One of the most divisive US campaigns in modern history is entering a new chapter with Republicans and Democrats having selected their nominees, leaving the candidates slogging it out before Election Day on November 8.

Clinton followed her historic acceptance speech on Thursday as the first woman presidential nominee for a major party with a rally in Philadelphia before embarking on a bus tour of Rust Belt states Pennsylvania and Ohio.

In Colorado, a key state out west, her Republican opponent promised "no more Mr Nice Guy," trashing Clinton's speech as "average," calling her a liar and promising to end the migration of Syrian refugees.

"I'm starting to agree with you," the 70-year-old told supporters chanting "lock her up, lock her up" in Colorado Springs. "I'm taking the gloves off," he said. "Just remember this Trump is going to be no more Mr Nice Guy."

Just over 100 days before the election, Americans are being asked to choose between two sharply polarised visions - and between two monumentally unpopular candidates.
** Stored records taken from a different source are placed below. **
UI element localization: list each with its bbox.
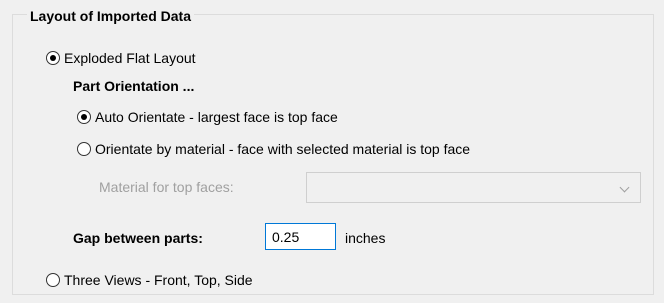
three-views-radio[interactable] — [46, 273, 60, 287]
orientate-by-material-option[interactable]: Orientate by material - face with select… — [77, 139, 470, 159]
orientate-by-material-radio[interactable] — [77, 142, 91, 156]
group-title: Layout of Imported Data — [27, 6, 195, 26]
auto-orientate-option[interactable]: Auto Orientate - largest face is top fac… — [77, 107, 338, 127]
exploded-layout-radio[interactable] — [46, 51, 60, 65]
exploded-layout-option[interactable]: Exploded Flat Layout — [46, 48, 196, 68]
auto-orientate-radio[interactable] — [77, 110, 91, 124]
part-orientation-heading: Part Orientation ... — [73, 78, 195, 94]
material-top-faces-dropdown[interactable] — [306, 172, 641, 203]
gap-between-parts-label: Gap between parts: — [73, 230, 203, 246]
three-views-option[interactable]: Three Views - Front, Top, Side — [46, 270, 253, 290]
orientate-by-material-label: Orientate by material - face with select… — [95, 141, 471, 157]
material-top-faces-label: Material for top faces: — [99, 179, 234, 195]
exploded-layout-label: Exploded Flat Layout — [64, 50, 196, 66]
gap-between-parts-input[interactable] — [265, 223, 336, 250]
three-views-label: Three Views - Front, Top, Side — [64, 272, 253, 288]
gap-unit-label: inches — [345, 230, 386, 246]
auto-orientate-label: Auto Orientate - largest face is top fac… — [95, 109, 338, 125]
chevron-down-icon[interactable] — [619, 182, 630, 193]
"I can't think of an election that is more important, certainly in my lifetime," Clinton told supporters at the rally in Philadelphia.
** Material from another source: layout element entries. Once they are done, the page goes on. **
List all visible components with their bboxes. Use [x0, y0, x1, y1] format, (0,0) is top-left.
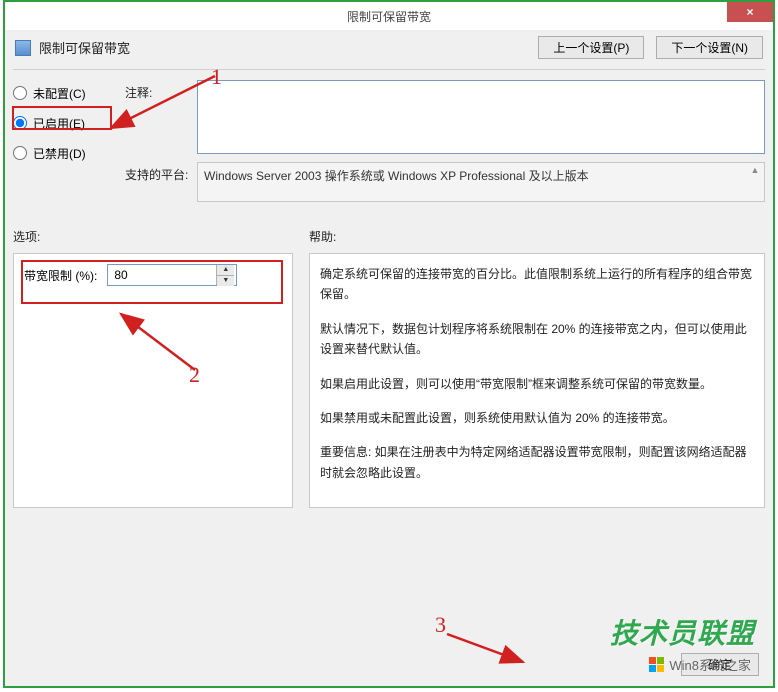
- radio-disabled-label: 已禁用(D): [33, 145, 86, 162]
- options-panel: 带宽限制 (%): ▲ ▼: [13, 253, 293, 508]
- spin-up-button[interactable]: ▲: [217, 265, 234, 276]
- radio-disabled-input[interactable]: [13, 146, 27, 160]
- comment-textarea[interactable]: [197, 80, 765, 154]
- radio-enabled-label: 已启用(E): [33, 115, 85, 132]
- next-setting-button[interactable]: 下一个设置(N): [656, 36, 763, 59]
- radio-enabled-input[interactable]: [13, 116, 27, 130]
- platform-text: Windows Server 2003 操作系统或 Windows XP Pro…: [204, 169, 589, 183]
- help-panel: 确定系统可保留的连接带宽的百分比。此值限制系统上运行的所有程序的组合带宽保留。 …: [309, 253, 765, 508]
- ok-button[interactable]: 确定: [681, 653, 759, 676]
- platform-label: 支持的平台:: [125, 162, 197, 183]
- titlebar: 限制可保留带宽 ×: [5, 2, 773, 30]
- radio-group: 未配置(C) 已启用(E) 已禁用(D): [13, 80, 113, 210]
- bandwidth-spinbox[interactable]: ▲ ▼: [107, 264, 237, 286]
- platform-box: Windows Server 2003 操作系统或 Windows XP Pro…: [197, 162, 765, 202]
- radio-enabled[interactable]: 已启用(E): [13, 114, 113, 132]
- header-row: 限制可保留带宽 上一个设置(P) 下一个设置(N): [13, 30, 765, 63]
- help-paragraph-1: 确定系统可保留的连接带宽的百分比。此值限制系统上运行的所有程序的组合带宽保留。: [320, 264, 754, 305]
- window-title: 限制可保留带宽: [347, 8, 431, 25]
- comment-label: 注释:: [125, 80, 197, 101]
- options-label: 选项:: [13, 228, 293, 245]
- separator: [13, 69, 765, 70]
- help-label: 帮助:: [309, 228, 765, 245]
- bandwidth-limit-label: 带宽限制 (%):: [24, 267, 97, 284]
- help-paragraph-2: 默认情况下，数据包计划程序将系统限制在 20% 的连接带宽之内，但可以使用此设置…: [320, 319, 754, 360]
- radio-not-configured-label: 未配置(C): [33, 85, 86, 102]
- prev-setting-button[interactable]: 上一个设置(P): [538, 36, 644, 59]
- close-button[interactable]: ×: [727, 2, 773, 22]
- help-paragraph-3: 如果启用此设置，则可以使用“带宽限制”框来调整系统可保留的带宽数量。: [320, 374, 754, 394]
- help-paragraph-4: 如果禁用或未配置此设置，则系统使用默认值为 20% 的连接带宽。: [320, 408, 754, 428]
- page-title: 限制可保留带宽: [39, 38, 130, 57]
- bandwidth-input[interactable]: [108, 265, 216, 285]
- scroll-up-icon[interactable]: ▲: [748, 165, 762, 179]
- spin-down-button[interactable]: ▼: [217, 276, 234, 286]
- radio-disabled[interactable]: 已禁用(D): [13, 144, 113, 162]
- policy-icon: [15, 40, 31, 56]
- radio-not-configured-input[interactable]: [13, 86, 27, 100]
- radio-not-configured[interactable]: 未配置(C): [13, 84, 113, 102]
- help-paragraph-5: 重要信息: 如果在注册表中为特定网络适配器设置带宽限制，则配置该网络适配器时就会…: [320, 442, 754, 483]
The 68-year-old Democrat portrays Trump as a threat to democracy, seeking to woo moderate Republicans repelled by the former reality TV star and shore up a coalition with progressives on the left of her party.

Peachy keen

"Donald Trump painted a picture, a negative, dark, divisive picture of a country in decline," she said.

"I'm not telling you that everything is peachy keen - I'm telling you we've made progress, but we have work to do."
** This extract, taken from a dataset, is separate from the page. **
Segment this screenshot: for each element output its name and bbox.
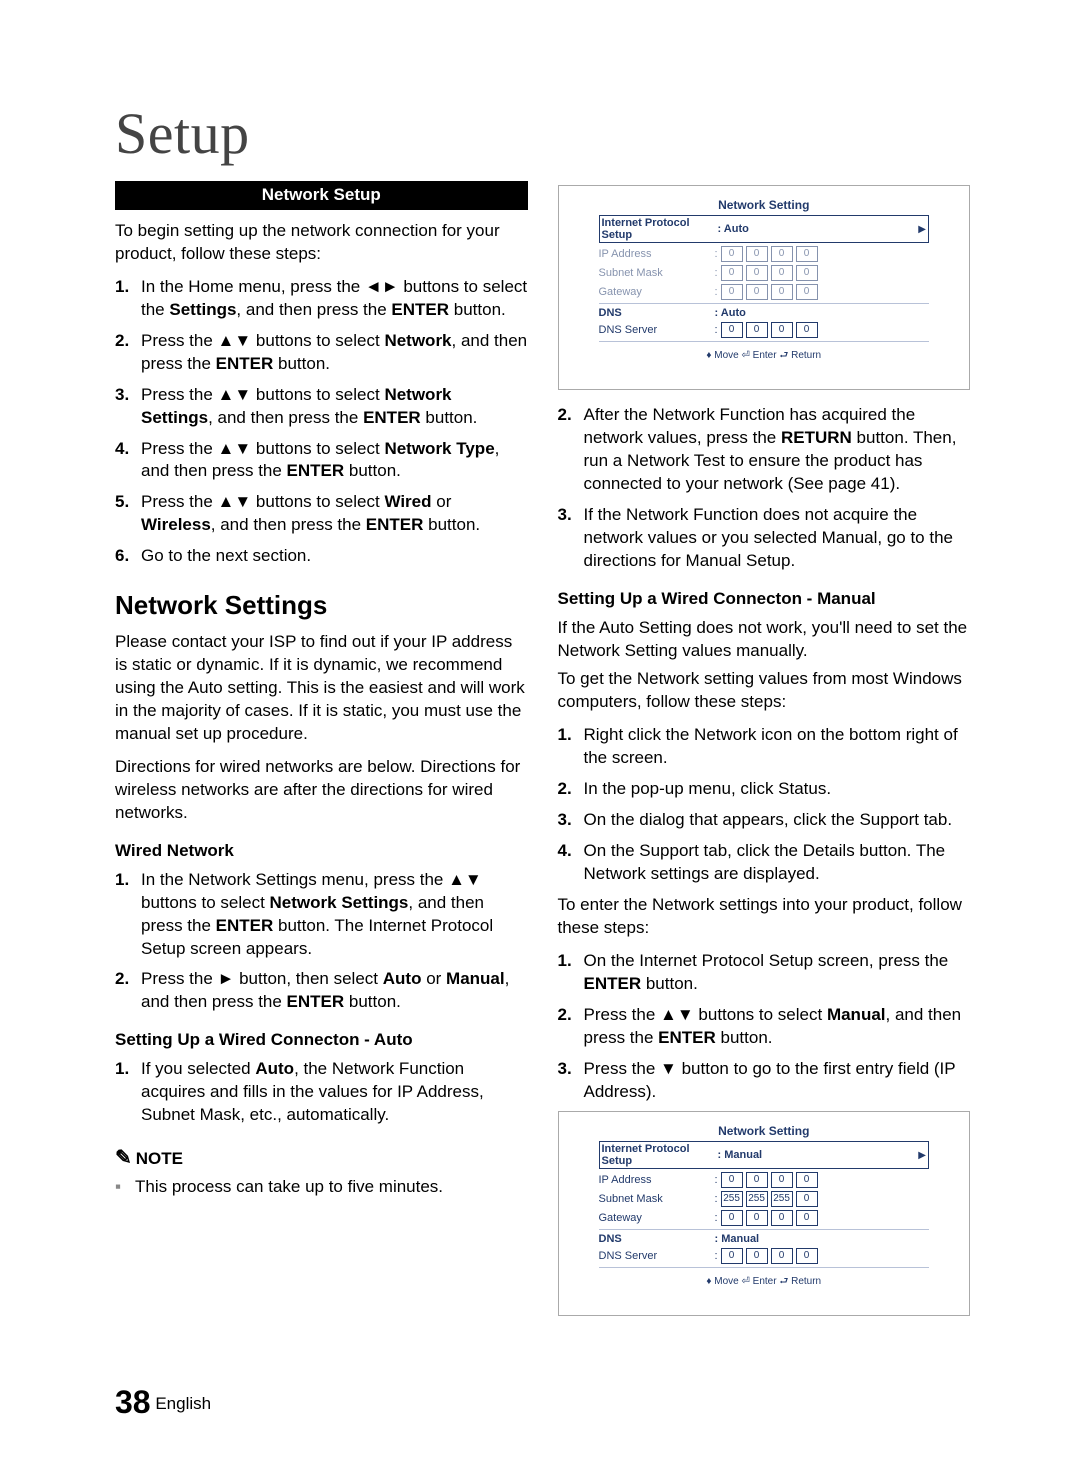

She promises to focus on parts of the country that have been "left out and left behind" - constituencies where declining living standards, fears about safety and lost jobs have fueled support for Trump.

Trump, who has never previously held office, portrays himself as the law and order candidate - the outsider who will shake up an out-of-touch Washington, restore jobs, cut the deficit and end illegal immigration.

In Colorado, he goaded Clinton on her failure to hold a news conference since December and accused her of lying to the FBI over its investigation of her email scandal as secretary of state.

"We're going to stop the Syrian migrants from coming into the United States," he said referring to the killing of a French priest, whose attackers proclaimed allegiance to the Islamic State extremist group.

But the crowd stopped cheering when he rehashed past controversies of him mocking a disabled reporter - denying he had - and implied that a TV reporter had grilled him because she was menstruating.

Trump's campaign, which has trailed in fundraising behind Clinton, released a new ad on Friday saying that in Clinton's America "things get worse" with taxes going up, terrorism spreading and voters losing jobs, homes and hopes.

"Change that makes America great again," the video promised.

Trump also posted a social media clip mocking Clinton's husband and former president Bill Clinton for appearing to doze off during her speech.

Negative partisanship

Clinton needs to win over disgruntled working class voters, who have formed the backbone of Trump's base. She trashes the real estate mogul for making so many of his products overseas and for alienating women, Hispanics and Muslims.

On her bus tour, she is being accompanied by her husband, her running mate Virginia Senator Tim Kaine and his wife Anne.

The so-called Rust Belt states are vital parts of almost any strategy to garner the 270 electoral college votes needed to win the presidency.

"We're going to be drawing that contrast between Hillary Clinton's plans for our country and Donald Trump's empty promises," Kaine said Friday.

Experts predict that "negative partisanship" - voting against a candidate - will play a major role in deciding who makes it to the White House.

Clinton's unpopularity is second only to Trump's, with a disapproval rating of 55% compared to his 57%, according to recent averages.

Ratings from Nielsen showed that 2.2 million more people had tuned into watch Trump's acceptance speech last week than Clinton's on Thursday.

When it comes to voter intentions, Trump and Clinton are in a statistical dead heat, according to the most recent poll average from RealClearPolitics.